La Motivazione della Corte
Il Tribunale ha preliminarmente ricostruito l’esito del precedente giudizio di ottemperanza, conclusosi con una sentenza che aveva ordinato all’Amministrazione di dare esecuzione al giudicato, provvedendo al pagamento delle somme riconosciute e non ancora corrisposte, comprensive di interessi e rivalutazione. Era stato altresì nominato un commissario ad acta, con facoltà di delega, per il caso di perdurante inadempimento dell’obbligo di pagamento.

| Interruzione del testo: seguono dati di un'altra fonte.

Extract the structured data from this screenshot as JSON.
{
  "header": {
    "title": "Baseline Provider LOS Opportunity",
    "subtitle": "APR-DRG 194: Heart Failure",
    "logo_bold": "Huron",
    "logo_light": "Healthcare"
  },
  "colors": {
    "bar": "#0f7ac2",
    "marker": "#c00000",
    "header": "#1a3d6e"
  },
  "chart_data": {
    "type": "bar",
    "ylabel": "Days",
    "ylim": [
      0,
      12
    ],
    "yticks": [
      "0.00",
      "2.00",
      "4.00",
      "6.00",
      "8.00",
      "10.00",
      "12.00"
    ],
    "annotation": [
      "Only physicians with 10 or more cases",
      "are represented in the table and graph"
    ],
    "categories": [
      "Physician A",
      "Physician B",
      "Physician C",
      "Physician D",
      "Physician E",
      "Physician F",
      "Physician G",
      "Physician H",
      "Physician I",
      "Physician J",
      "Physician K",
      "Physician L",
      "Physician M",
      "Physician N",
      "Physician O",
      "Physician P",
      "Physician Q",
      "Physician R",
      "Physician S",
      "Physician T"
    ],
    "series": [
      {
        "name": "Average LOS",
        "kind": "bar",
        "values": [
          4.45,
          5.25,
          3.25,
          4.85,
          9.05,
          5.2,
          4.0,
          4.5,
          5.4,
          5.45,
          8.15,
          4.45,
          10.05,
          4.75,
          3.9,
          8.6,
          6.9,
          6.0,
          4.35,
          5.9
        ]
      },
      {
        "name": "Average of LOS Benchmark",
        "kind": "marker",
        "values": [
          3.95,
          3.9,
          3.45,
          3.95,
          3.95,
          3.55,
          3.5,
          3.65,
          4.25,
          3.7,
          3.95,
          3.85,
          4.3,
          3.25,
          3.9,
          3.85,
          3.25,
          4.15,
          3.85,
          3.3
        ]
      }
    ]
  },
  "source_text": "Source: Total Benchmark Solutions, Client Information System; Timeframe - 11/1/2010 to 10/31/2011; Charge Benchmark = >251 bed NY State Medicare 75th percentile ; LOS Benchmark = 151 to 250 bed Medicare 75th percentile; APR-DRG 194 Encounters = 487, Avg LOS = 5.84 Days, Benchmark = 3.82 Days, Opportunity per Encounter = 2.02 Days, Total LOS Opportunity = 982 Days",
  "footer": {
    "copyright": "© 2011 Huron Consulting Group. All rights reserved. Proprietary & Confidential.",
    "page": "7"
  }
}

Con riguardo alle istanze proposte dalla ricorrente, il Collegio ha rilevato che la dichiarazione di avvenuto pagamento, intervenuto in data successiva all’avvio della nuova fase, attestava la completa ottemperanza al decisum. Tale circostanza, ha osservato il giudice, rendeva doverosa la declaratoria di cessazione della materia del contendere ai sensi dell’art. 34, comma 5, cod. proc. amm., non residuando alcun interesse alla prosecuzione del giudizio.
Quanto alle spese della presente fase, il Tribunale ha affermato che le stesse seguono la soccombenza, in quanto l’esecuzione spontanea è avvenuta solo in un momento successivo all’instaurazione del nuovo giudizio. Le spese sono state liquidate in misura forfettaria, con distrazione in favore dei difensori della parte ricorrente, dichiaratisi antistatari, ai sensi dell’art. 93 cod. proc. civ.
In conclusione, il TAR ha dichiarato cessata la materia del contendere e condannato il Ministero al pagamento delle ulteriori spese di lite.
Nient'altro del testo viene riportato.